The grace which may meet and subdue the temptations of the present moment, may not be appropriate and adequate to the temptations of any future time. Every day and every moment bring their duties and trials, and need their appropriate grace. There must, therefore, be constantly repeated acts of faith; and by means of faith a constant application of the atoning efficacy of the blood of the Cross; both to preserve against the power of existing temptation, and also to wash the mind from the impurity of its stains, when we have already yielded to it. We would observe, finally, that temptations are profitable trials of the religious life, and are particularly calculated to purify and strengthen our faith. They are grievous for a time, it is true; but they are calculated to secure, in the end, the peaceable fruits of righteousness. Very few have become strong in faith, who have not passed through great trials. It is said of the Savior himself, that he "learned obedience by the things which he suffered."

— edited from The Interior or Hidden Life (1844)  Part 1, Chapter 19.

Monday, January 5, 2015

The Power of Faith in Times of Temptation

In cases of especial temptation, we are protected and saved in an especial manner, by the exercise of FAITH. Here, as elsewhere, faith is the great secret of our power; so much so as apparently to be the only method of quenching the fiery darts of the adversary.

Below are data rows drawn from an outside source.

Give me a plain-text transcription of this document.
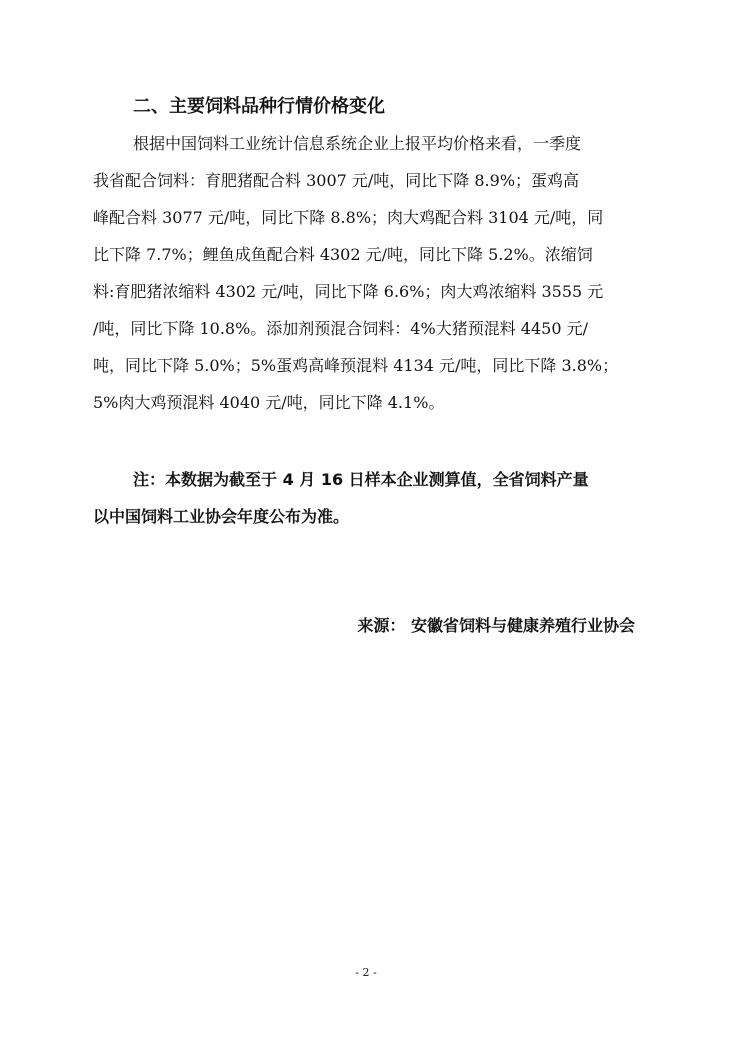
二、主要饲料品种行情价格变化
根据中国饲料工业统计信息系统企业上报平均价格来看，一季度
我省配合饲料：育肥猪配合料 3007 元/吨，同比下降 8.9%；蛋鸡高
峰配合料 3077 元/吨，同比下降 8.8%；肉大鸡配合料 3104 元/吨，同
比下降 7.7%；鲤鱼成鱼配合料 4302 元/吨，同比下降 5.2%。浓缩饲
料:育肥猪浓缩料 4302 元/吨，同比下降 6.6%；肉大鸡浓缩料 3555 元
/吨，同比下降 10.8%。添加剂预混合饲料：4%大猪预混料 4450 元/
吨，同比下降 5.0%；5%蛋鸡高峰预混料 4134 元/吨，同比下降 3.8%；
5%肉大鸡预混料 4040 元/吨，同比下降 4.1%。
注：本数据为截至于 4 月 16 日样本企业测算值，全省饲料产量
以中国饲料工业协会年度公布为准。
来源： 安徽省饲料与健康养殖行业协会
- 2 -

The tempted person, if he is in the exercise of grace adequate to the occasion, instantaneously offers up the prayer of faith. He exclaims, in spirit at least, if not in language, "Preserve me, O God, in this hour of need." "Spare me and help me in this time of trial;" "Leave me not to fall into the hands of my great enemy." He not only desires this assistance, which is one element of the prayer of faith; but what is equally important, he believes that God hears; and that in accordance with many promises, such as "his grace is sufficient for us," and that he "will not suffer us to be tempted beyond what we are able to bear," he is, in fact present with him to aid, protect, and bless. This is especially true of the person, who has experienced the eminent grace of interior sanctification. Having learned to live by faith, which to many is a new and hidden way of living, his prayer ascends to the throne of God, with great rapidity, so that it meets and confronts the temptation almost as soon as it is presented to his thoughts. And not only this, being the prayer of living faith, it is a mighty prayer. It is true, it is exceedingly simple in object and in words; being, in this respect, modeled upon the Lord's prayer; but it has power with God; it touches the heart of everlasting Love; and if we may be allowed the expression, it draws down upon his soul the shield and covering of a Savior's blood. It is in that fountain, in that precious blood, and not in the mere deadness and coldness of his affections, that the fiery darts of the adversary are quenched.

— from The Interior or Hidden Life (1844) Part 1, Chapter 19.